The 7 Key Pillars Of CX Maturity

The 7 Key Pillars Of CX Maturity

Customers typically make purchasing decisions based on the prior experiences they have had with a brand, product, or service. While it may take a few good customer experiences (CX) to build trust with a brand, just one bad experience can leave a big dent in the relationship.

Digitally mature companies have a leg up. During this time of COVID-19 and social distancing, people are moving to digital channels more than ever—and they have heightened expectations for a superior, connected, and consistent experience.

What does it take to become digitally mature and succeed in CX? Granted, most organizations understand the positive impact enhanced CX will bring to their top and bottom lines, influencing customer behavior and driving repeat business. But to provide a truly differentiating experience requires a hard, honest look at other factors, too.

Here are seven key pillars to gauge your organization’s CX maturity.

Leadership, People & Culture

People are the most valuable asset of any organization, and happy employees lead to happy customers. It falls on executive leadership to foster a culture of collaboration among their teams, filled with digital-first employees who are well-versed in the latest technologies, such as artificial intelligence/machine learning, chatbots, cloud, and hyperpersonalization, to name a few. Among the ways leaders can build and operationalize a customer-centric culture is to share its positive impact on company performance and business growth.

Right Content Strategy

Content, we know, is king. That, of course, means having a content strategy in place to deliver a consistent, coherent CX across channels. Such a strategy should factor who the content is targeting, which channels the content will publish on, and the different formats content could take. In addition, defined content life cycle processes that ensure the right content is being used in the right channel, and can be leveraged across different teams, will go a long way. Teams should collectively work to create a content strategy and content to ensure optimization of effort and cost.

Human-Centered Design

User experience (UX) is a subset of CX: Whereas UX is about a customer’s interaction with a product/service, CX is at the deeper relationship level. Both are crucial. Organizations can help improve the human experience they offer with a well-defined UX design process, factoring in business needs and user research–consumers’ likes and dislikes and how they think and behave—that help them define user personas and user journeys. This will help drive decisions that take customers’ views into account, leading to better CX.

Data & Intelligence

Data is one of the key pieces of the CX puzzle. The proliferation of channels and devices, including the Internet of Things, has brought with it a flood of data. It’s crucial to be able to identify what data is most relevant—which will differ from one company to another—and in as close to real time as possible to keep pace with shifts brought on by the current pandemic.

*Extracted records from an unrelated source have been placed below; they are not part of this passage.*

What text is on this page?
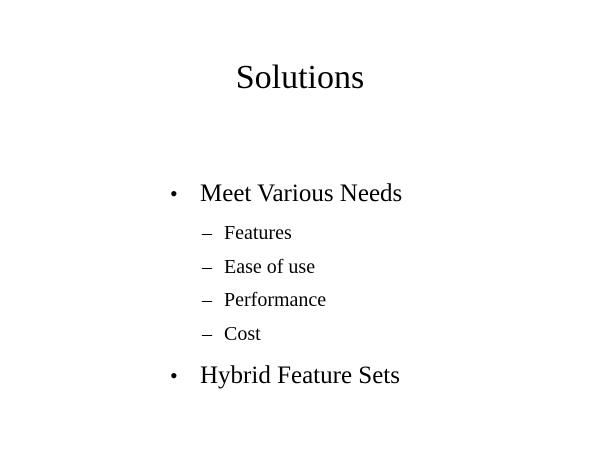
Solutions
• Meet Various Needs
– Features
– Ease of use
– Performance
– Cost
• Hybrid Feature Sets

Tools that capture and store data, with the ability to stitch it all together for a comprehensive view of customers, provide these insights. That way, organizations can understand every aspect of customers’ behaviors, preferences, and what triggers their actions–what they buy, their preferred channels to purchase, their capacity to spend, etc.

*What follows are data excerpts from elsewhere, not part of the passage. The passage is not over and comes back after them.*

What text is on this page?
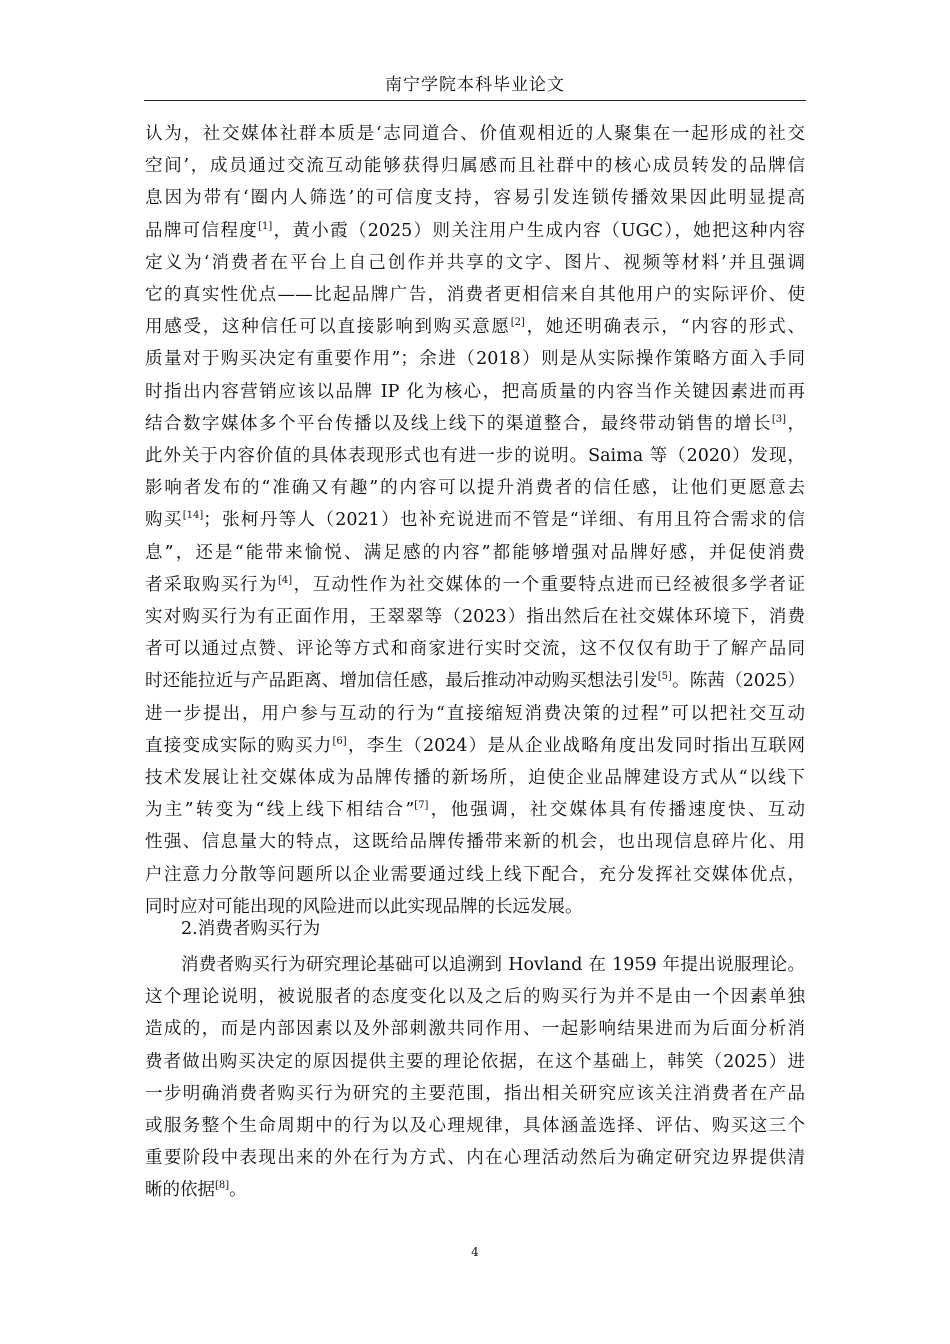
南宁学院本科毕业论文
认为，社交媒体社群本质是‘志同道合、价值观相近的人聚集在一起形成的社交
空间’，成员通过交流互动能够获得归属感而且社群中的核心成员转发的品牌信
息因为带有‘圈内人筛选’的可信度支持，容易引发连锁传播效果因此明显提高
品牌可信程度[1]，黄小霞（2025）则关注用户生成内容（UGC），她把这种内容
定义为‘消费者在平台上自己创作并共享的文字、图片、视频等材料’并且强调
它的真实性优点——比起品牌广告，消费者更相信来自其他用户的实际评价、使
用感受，这种信任可以直接影响到购买意愿[2]，她还明确表示，“内容的形式、
质量对于购买决定有重要作用”；余进（2018）则是从实际操作策略方面入手同
时指出内容营销应该以品牌 IP 化为核心，把高质量的内容当作关键因素进而再
结合数字媒体多个平台传播以及线上线下的渠道整合，最终带动销售的增长[3]，
此外关于内容价值的具体表现形式也有进一步的说明。Saima 等（2020）发现，
影响者发布的“准确又有趣”的内容可以提升消费者的信任感，让他们更愿意去
购买[14]；张柯丹等人（2021）也补充说进而不管是“详细、有用且符合需求的信
息”，还是“能带来愉悦、满足感的内容”都能够增强对品牌好感，并促使消费
者采取购买行为[4]，互动性作为社交媒体的一个重要特点进而已经被很多学者证
实对购买行为有正面作用，王翠翠等（2023）指出然后在社交媒体环境下，消费
者可以通过点赞、评论等方式和商家进行实时交流，这不仅仅有助于了解产品同
时还能拉近与产品距离、增加信任感，最后推动冲动购买想法引发[5]。陈茜（2025）
进一步提出，用户参与互动的行为“直接缩短消费决策的过程”可以把社交互动
直接变成实际的购买力[6]，李生（2024）是从企业战略角度出发同时指出互联网
技术发展让社交媒体成为品牌传播的新场所，迫使企业品牌建设方式从“以线下
为主”转变为“线上线下相结合”[7]，他强调，社交媒体具有传播速度快、互动
性强、信息量大的特点，这既给品牌传播带来新的机会，也出现信息碎片化、用
户注意力分散等问题所以企业需要通过线上线下配合，充分发挥社交媒体优点，
同时应对可能出现的风险进而以此实现品牌的长远发展。
2.消费者购买行为
消费者购买行为研究理论基础可以追溯到 Hovland 在 1959 年提出说服理论。
这个理论说明，被说服者的态度变化以及之后的购买行为并不是由一个因素单独
造成的，而是内部因素以及外部刺激共同作用、一起影响结果进而为后面分析消
费者做出购买决定的原因提供主要的理论依据，在这个基础上，韩笑（2025）进
一步明确消费者购买行为研究的主要范围，指出相关研究应该关注消费者在产品
或服务整个生命周期中的行为以及心理规律，具体涵盖选择、评估、购买这三个
重要阶段中表现出来的外在行为方式、内在心理活动然后为确定研究边界提供清
晰的依据[8]。
4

From there, organizations can build new and better experiences that lead to higher conversion and retention rates.

Omnichannel Delivery

More so now than ever, customers expect their experiences to be seamless, from one touch point to another. If they research a product on their smartphones, they want to pick up where they left off when they move to their laptops or desktops. Brands must meet these expectations by reducing friction along the customer journey. According to a recent survey, 72% of consumers are likely to choose a brand that offers the ability to purchase/return across channels, emphasizing the need to simplify experiences along the customer journey.

Personalization At Scale

In order to deliver the right content through the right channels at the right time, organizations need to apply the insights and intelligence they have gathered and have a feedback loop that continuously enriches the data to fashion 1-1 personalized communications in real time, or near real time. One other key component is the agile management of the ever-changing landscape of data and segmentation. Especially now, organizations must be able to pivot the data sets for meaningful insights and drive personalized messaging at scale. This will take an organization to the next level of personalization.

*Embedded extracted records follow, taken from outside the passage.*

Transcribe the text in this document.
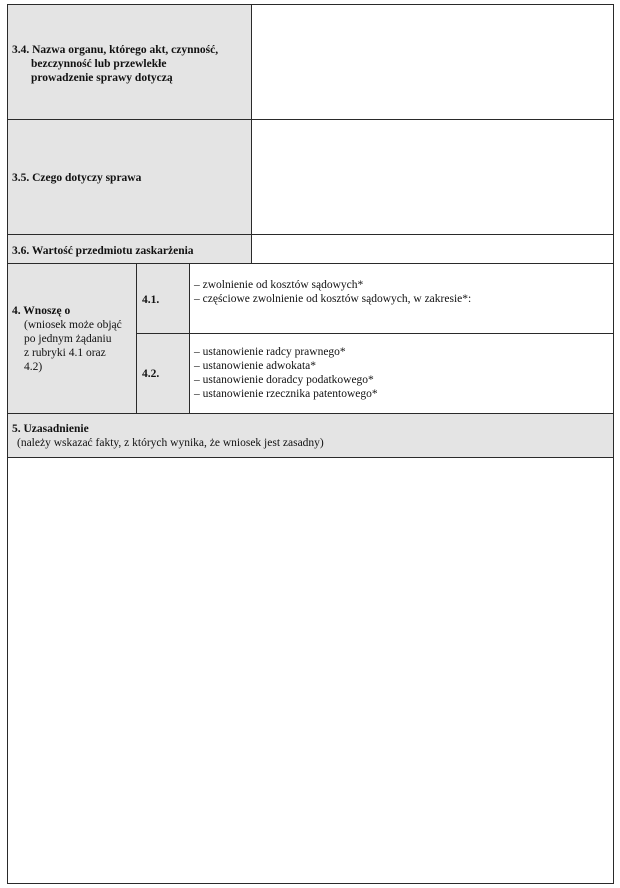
3.4. Nazwa organu, którego akt, czynność,
bezczynność lub przewlekłe
prowadzenie sprawy dotyczą
3.5. Czego dotyczy sprawa
3.6. Wartość przedmiotu zaskarżenia
4. Wnoszę o
(wniosek może objąć
po jednym żądaniu
z rubryki 4.1 oraz
4.2)
4.1.
– zwolnienie od kosztów sądowych*
– częściowe zwolnienie od kosztów sądowych, w zakresie*:
4.2.
– ustanowienie radcy prawnego*
– ustanowienie adwokata*
– ustanowienie doradcy podatkowego*
– ustanowienie rzecznika patentowego*
5. Uzasadnienie
(należy wskazać fakty, z których wynika, że wniosek jest zasadny)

Continuous Experience Optimization

As the current environment continues to evolve, companies that are more digitally mature can instill higher trust and ease the pain their customers are going through as they navigate through the pandemic with relevant and compassionate messaging that evolves along with what customers want to hear. This is why companies need to have “experience optimization” as part of their overarching strategy. This is shaped by clear KPIs and measurement criteria against their goals, e.g. conversion rates, average order value, and engagement and campaign metrics. These insights can be applied to understand which journeys, pages and their components are not working. Clear test goals and test plans need to be put in place, along with a culture of always-on testing, such as A/B and multivariate testing.

Taken together, these seven pillars can show organizations where they stand in terms of CX maturity—and where they might need to improve to better differentiate the experiences they provide.